The mistake was using the same payment events as the only record of what happened. We didn't also write them to Kafka (or even a simple database table). When we needed historical events six weeks later, they were gone.
The real lesson wasn't "use Kafka instead of RabbitMQ". It was that these tools solve different problems, and sometimes you need both:
- RabbitMQ to distribute the actual payment processing work
- Kafka (or just a database event log) to record that payments happened
Using both in the same system isn't over-engineering — it's using the right tool for each concern. RabbitMQ handles the task execution. Kafka handles the event history. Many mature architectures do exactly this.
Summary
- RabbitMQ is for moving work. Messages are tasks. Once done, they're gone. Great for job queues, RPC, and complex routing.
- Kafka is for recording events. Messages are facts about things that happened.

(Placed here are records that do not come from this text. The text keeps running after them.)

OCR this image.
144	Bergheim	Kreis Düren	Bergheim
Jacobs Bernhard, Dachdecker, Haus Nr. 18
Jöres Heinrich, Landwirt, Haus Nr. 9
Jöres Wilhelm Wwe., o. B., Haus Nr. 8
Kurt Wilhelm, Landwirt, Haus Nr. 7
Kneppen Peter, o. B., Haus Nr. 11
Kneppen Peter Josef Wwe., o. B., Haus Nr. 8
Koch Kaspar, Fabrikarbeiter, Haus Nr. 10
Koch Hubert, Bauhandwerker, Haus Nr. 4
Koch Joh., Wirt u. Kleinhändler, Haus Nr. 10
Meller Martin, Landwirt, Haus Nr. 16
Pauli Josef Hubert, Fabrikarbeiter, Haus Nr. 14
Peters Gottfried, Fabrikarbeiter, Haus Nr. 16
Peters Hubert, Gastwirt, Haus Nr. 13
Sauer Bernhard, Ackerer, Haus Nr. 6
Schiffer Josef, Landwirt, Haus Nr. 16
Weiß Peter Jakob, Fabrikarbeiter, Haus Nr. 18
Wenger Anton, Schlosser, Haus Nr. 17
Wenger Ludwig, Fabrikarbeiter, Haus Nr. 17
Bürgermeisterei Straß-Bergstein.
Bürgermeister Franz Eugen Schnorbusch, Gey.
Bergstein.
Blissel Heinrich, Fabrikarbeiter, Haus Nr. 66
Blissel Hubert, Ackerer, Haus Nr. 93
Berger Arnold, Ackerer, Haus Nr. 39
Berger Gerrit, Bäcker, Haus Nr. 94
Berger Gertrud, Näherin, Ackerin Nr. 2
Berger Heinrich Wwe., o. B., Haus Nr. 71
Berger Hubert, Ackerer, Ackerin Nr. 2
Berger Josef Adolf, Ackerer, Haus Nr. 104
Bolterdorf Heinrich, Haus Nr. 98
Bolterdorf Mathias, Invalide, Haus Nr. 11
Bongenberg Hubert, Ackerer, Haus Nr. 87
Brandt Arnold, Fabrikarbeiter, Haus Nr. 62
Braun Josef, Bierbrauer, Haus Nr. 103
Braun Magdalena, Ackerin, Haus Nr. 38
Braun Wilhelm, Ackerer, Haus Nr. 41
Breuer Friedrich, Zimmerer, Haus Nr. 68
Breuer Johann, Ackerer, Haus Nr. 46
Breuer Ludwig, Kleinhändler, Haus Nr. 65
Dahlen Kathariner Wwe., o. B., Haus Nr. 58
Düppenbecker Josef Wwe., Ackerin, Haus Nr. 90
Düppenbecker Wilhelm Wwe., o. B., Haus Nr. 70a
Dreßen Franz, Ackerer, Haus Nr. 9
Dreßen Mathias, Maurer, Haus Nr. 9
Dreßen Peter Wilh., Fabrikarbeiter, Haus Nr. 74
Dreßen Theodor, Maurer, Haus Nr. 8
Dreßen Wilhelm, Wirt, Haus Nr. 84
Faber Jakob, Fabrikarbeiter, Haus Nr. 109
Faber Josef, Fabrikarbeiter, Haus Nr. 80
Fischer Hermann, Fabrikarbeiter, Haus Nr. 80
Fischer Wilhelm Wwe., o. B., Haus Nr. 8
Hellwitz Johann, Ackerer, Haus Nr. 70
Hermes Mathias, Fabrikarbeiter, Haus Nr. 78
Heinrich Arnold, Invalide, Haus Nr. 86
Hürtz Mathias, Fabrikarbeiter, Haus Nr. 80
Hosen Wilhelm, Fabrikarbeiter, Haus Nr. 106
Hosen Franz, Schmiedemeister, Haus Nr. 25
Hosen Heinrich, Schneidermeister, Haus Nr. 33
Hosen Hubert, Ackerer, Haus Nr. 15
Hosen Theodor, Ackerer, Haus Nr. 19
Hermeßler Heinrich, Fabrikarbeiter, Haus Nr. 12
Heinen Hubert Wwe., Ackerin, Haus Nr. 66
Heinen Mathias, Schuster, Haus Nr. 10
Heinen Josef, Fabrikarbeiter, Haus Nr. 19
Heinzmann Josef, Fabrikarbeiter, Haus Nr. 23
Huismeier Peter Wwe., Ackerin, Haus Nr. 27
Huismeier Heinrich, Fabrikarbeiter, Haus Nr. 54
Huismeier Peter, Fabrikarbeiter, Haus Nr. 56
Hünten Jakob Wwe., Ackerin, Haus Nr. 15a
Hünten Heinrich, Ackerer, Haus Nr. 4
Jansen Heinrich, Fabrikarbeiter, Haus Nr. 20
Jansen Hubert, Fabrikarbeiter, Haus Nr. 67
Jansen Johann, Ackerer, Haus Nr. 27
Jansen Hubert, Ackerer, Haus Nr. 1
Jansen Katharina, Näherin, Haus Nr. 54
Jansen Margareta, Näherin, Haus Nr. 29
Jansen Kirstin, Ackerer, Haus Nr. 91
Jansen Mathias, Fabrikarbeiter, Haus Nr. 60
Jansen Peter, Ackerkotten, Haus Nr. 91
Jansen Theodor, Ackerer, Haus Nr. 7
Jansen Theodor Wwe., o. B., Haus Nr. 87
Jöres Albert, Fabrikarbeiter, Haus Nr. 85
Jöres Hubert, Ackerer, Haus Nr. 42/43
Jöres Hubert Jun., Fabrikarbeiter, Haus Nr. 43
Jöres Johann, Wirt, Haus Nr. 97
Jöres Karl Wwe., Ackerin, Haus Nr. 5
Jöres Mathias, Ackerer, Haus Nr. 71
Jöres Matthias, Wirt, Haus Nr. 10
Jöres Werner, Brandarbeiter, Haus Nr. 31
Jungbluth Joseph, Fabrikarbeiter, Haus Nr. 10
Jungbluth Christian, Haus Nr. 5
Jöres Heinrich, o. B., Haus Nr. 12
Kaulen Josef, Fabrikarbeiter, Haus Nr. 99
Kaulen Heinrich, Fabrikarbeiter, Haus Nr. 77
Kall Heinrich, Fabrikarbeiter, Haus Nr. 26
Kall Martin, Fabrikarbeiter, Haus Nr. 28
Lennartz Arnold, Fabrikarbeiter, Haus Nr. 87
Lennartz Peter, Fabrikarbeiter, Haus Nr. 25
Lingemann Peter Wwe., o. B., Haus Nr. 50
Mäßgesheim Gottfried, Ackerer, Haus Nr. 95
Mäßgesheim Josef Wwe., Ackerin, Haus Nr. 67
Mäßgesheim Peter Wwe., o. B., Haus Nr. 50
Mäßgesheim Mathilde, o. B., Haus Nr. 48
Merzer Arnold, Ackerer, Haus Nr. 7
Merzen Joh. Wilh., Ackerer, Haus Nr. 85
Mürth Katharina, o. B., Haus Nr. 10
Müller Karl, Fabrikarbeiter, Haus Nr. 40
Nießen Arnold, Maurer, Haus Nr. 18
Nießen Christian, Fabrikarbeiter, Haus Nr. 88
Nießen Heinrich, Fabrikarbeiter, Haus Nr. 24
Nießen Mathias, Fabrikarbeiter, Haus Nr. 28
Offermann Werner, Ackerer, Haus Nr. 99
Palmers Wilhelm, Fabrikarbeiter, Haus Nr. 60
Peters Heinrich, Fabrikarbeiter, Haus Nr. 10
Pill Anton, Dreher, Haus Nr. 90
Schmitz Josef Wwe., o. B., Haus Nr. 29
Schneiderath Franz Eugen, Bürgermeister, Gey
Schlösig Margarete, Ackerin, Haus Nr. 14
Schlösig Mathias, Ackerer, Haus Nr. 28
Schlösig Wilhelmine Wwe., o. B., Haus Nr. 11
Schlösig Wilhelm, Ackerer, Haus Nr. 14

Great for event streams, multiple consumers, replay, and high throughput.
- The difference isn't throughput or reliability — it's semantics. Ask yourself: is this a task to be done, or an event that happened?
- You'll often need both. That's fine.
If you're starting a new project and aren't sure: RabbitMQ is simpler to operate and reason about. Reach for Kafka when you need the event log semantics — you'll know when you need it, usually when someone asks "can we replay the last month of events?" and you realize you can't.